Zu der Hautreaktion kommt es, weil die Mastzellen in der Haut aktiviert werden. Dies sind Wächterzellen der körpereigenen Abwehr. „Sie sind wichtig zur Bekämpfung von Viren und Bakterien“, erklärt Prof. Marcus Maurer von der Klinik für Dermatologie und Allergologie der Charité in Berlin. Werden diese Zellen aktiviert, schütten sie Botenstoffe wie Histamin ins Gewebe aus. Es bindet an Rezeptoren an der Oberfläche von Blutgefäßen. Diese weiten sich und werden durchlässig - Flüssigkeit tritt aus, und es bilden sich die Quaddeln. Auch in tieferen Schichten der Haut und im Unterhautgewebe kann das Histamin zu Schwellungen führen, so genannten Angioödemen. Überdies bindet das Histamin auch an Nervenfasern, was den Juckreiz auslöst.
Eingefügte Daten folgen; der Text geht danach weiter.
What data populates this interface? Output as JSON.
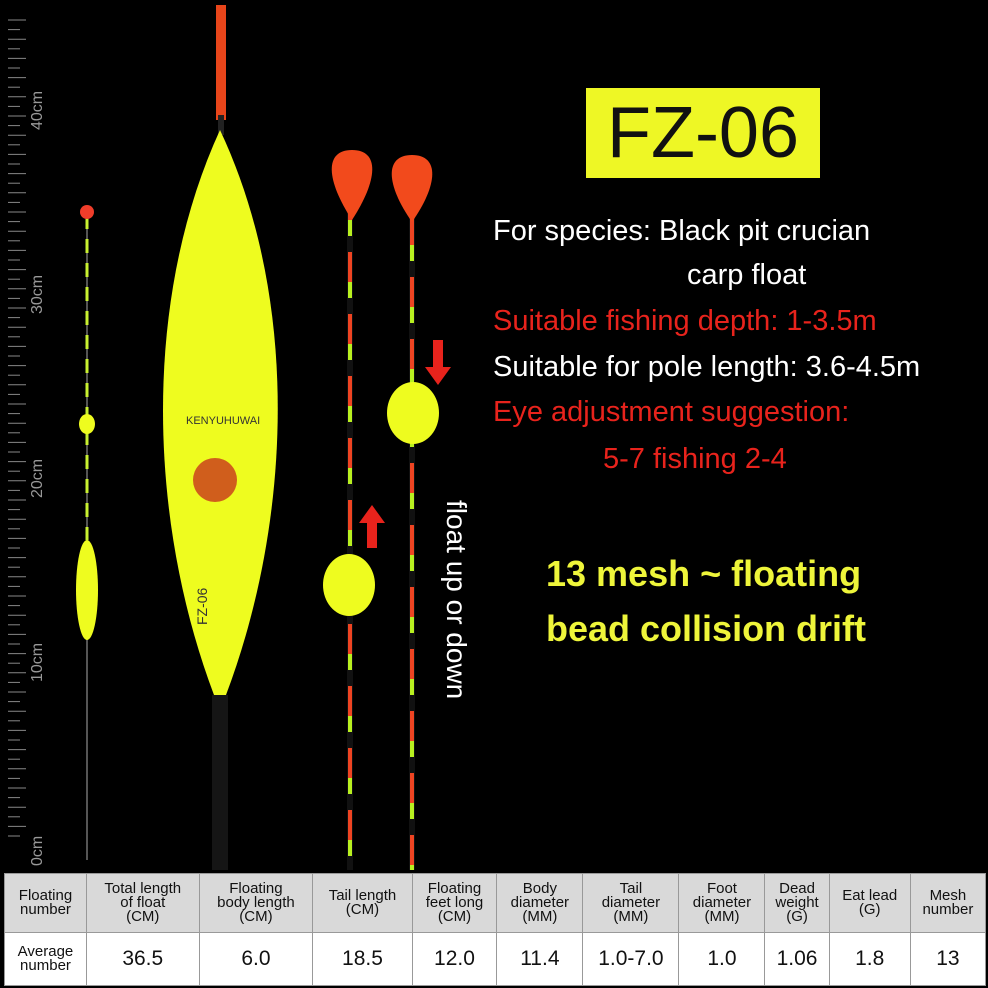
{
  "ruler": {
    "labels": [
      "40cm",
      "30cm",
      "20cm",
      "10cm",
      "0cm"
    ]
  },
  "float": {
    "brand": "KENYUHUWAI",
    "model": "FZ-06"
  },
  "title": "FZ-06",
  "specs": {
    "species": "For species: Black pit crucian",
    "species_cont": "carp float",
    "depth": "Suitable fishing depth: 1-3.5m",
    "pole": "Suitable for pole length: 3.6-4.5m",
    "eye": "Eye adjustment suggestion:",
    "eye_cont": "5-7 fishing 2-4"
  },
  "float_note": "float up or down",
  "mesh": [
    "13 mesh ~ floating",
    "bead collision drift"
  ],
  "table": {
    "header": [
      [
        "Floating",
        "number"
      ],
      [
        "Total length",
        "of float",
        "(CM)"
      ],
      [
        "Floating",
        "body length",
        "(CM)"
      ],
      [
        "Tail length",
        "(CM)"
      ],
      [
        "Floating",
        "feet long",
        "(CM)"
      ],
      [
        "Body",
        "diameter",
        "(MM)"
      ],
      [
        "Tail",
        "diameter",
        "(MM)"
      ],
      [
        "Foot",
        "diameter",
        "(MM)"
      ],
      [
        "Dead",
        "weight",
        "(G)"
      ],
      [
        "Eat lead",
        "(G)"
      ],
      [
        "Mesh",
        "number"
      ]
    ],
    "row": [
      [
        "Average",
        "number"
      ],
      "36.5",
      "6.0",
      "18.5",
      "12.0",
      "11.4",
      "1.0-7.0",
      "1.0",
      "1.06",
      "1.8",
      "13"
    ]
  }
}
Dass die Mastzellen aktiviert werden, kann verschiedene Ursachen haben. So können schmerzlindernde Medikamente wie Acetylsalicylsäure, Ibuprofen und Diclofenac plötzlich zu einer Unverträglichkeit führen, ebenso Konservierungsmittel oder Süß- und Farbstoffe in Lebensmitteln. Hier hilft es, die Auslöser zu meiden. Ebenso können auch Kälte, Wärme oder Druck eine Urtikaria auslösen - warum, wissen die Experten nicht. Am besten führt man Tagebuch, was man gegessen hat, ob man Stress hatte und wann wie viele Quaddeln auftreten.
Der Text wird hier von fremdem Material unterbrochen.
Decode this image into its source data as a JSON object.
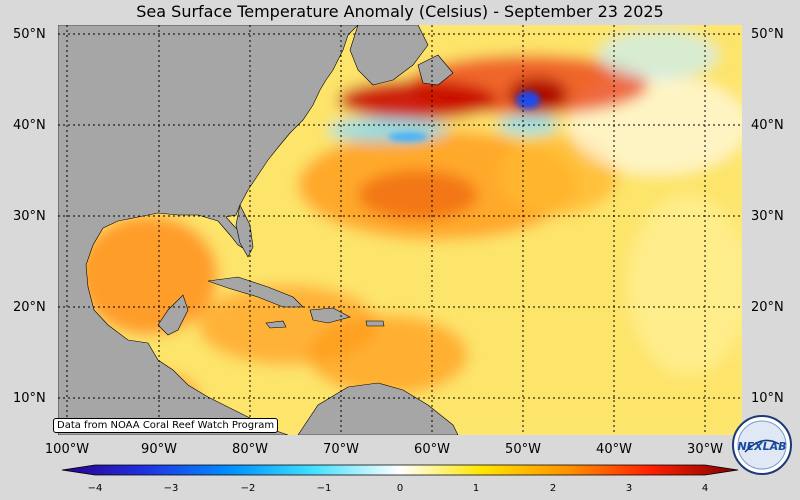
{
  "title": "Sea Surface Temperature Anomaly (Celsius) - September 23 2025",
  "credit": "Data from NOAA Coral Reef Watch Program",
  "lat_labels": [
    "50°N",
    "40°N",
    "30°N",
    "20°N",
    "10°N"
  ],
  "lon_labels": [
    "100°W",
    "90°W",
    "80°W",
    "70°W",
    "60°W",
    "50°W",
    "40°W",
    "30°W"
  ],
  "colorbar": {
    "ticks": [
      "−4",
      "−3",
      "−2",
      "−1",
      "0",
      "1",
      "2",
      "3",
      "4"
    ],
    "range": [
      -4,
      4
    ]
  },
  "logo": {
    "text": "NEXLAB"
  },
  "colors": {
    "land": "#a6a6a6",
    "ocean_warm": "#ffb000",
    "ocean_hot": "#d00000",
    "ocean_cold": "#2aa0ff"
  }
}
Der Grund kann aber auch im Körper selbst schlummern: etwa als Zahnwurzel- oder Mandelentzündung. „Ein Teil der Betroffenen haben den Keim Helicobacter pylori im Magen“, ergänzt Elmar Ehring vom Berufsverband der Deutschen Dermatologen in Euskirchen. Urtikaria-Experten wie Prof. Maurer vermuten, dass das Immunsystem eine Reaktion gegen sich selbst entwickelt, zum Beispiel ein Eiweiß als fremd und gefährlich einstuft. Bei einem Teil der Patienten findet man den Grund für die Urtikaria nicht. Ute Weiss zum Beispiel hat sich durchchecken und einen Allergietest machen lassen - alles bestens.

Bei ihr treten die Quaddeln täglich auf, obwohl sie die bei Urtikaria übliche Behandlung mit Antihistaminika bekommt. Betroffene nehmen die Medikamente täglich ein, so dass die Histaminausschüttung geblockt wird. Angioödeme können auch im Rachen und Mund auftreten. Durch die plötzlich auftretende Schwellung kann es zu Atemnot kommen. Daher sollten sich Betroffene ein Notfallset verschreiben lassen - Histaminblocker, die sie immer mit sich führen.
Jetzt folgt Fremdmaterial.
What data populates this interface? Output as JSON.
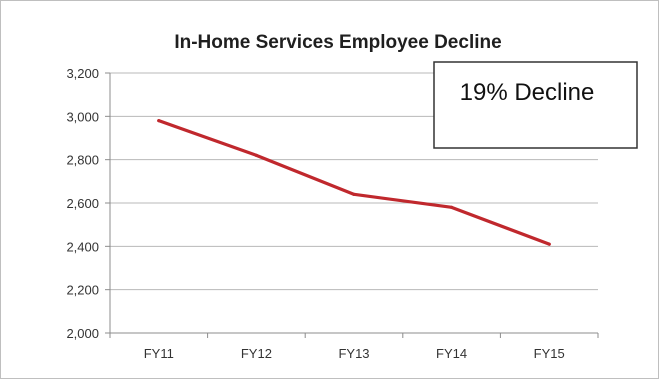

Betroffenen macht die Nesselsucht meist sehr zu schaffen. Nicht nur, weil sie sich durch die Quaddeln entstellt fühlen, sondern auch durch den schlimmen Juckreiz. Bei einem akuten Schub kann der Arzt Cortison injizieren. Patienten versuchen sich selbst zu helfen, indem sie sich unter die kalte Dusche stellen. „Schon ein Mückenstich kann einen wahnsinnig machen“, sagt Maurer. „Dann stelle man sich vor, man hätte hunderte Mückenstiche.“ Betroffene sind gut beraten, eine Fachabteilung aufzusuchen, die viele Unikliniken haben.

Viele Patienten leiden durch den Juckreiz tagsüber unter Konzentrationsproblemen, nachts unter Schlaflosigkeit. Außerdem fühlen sie sich der Krankheit ausgeliefert. „Die Quaddeln kommen, wenn sie wollen, und gehen, wenn sie wollen“, sagt Ute Weiss.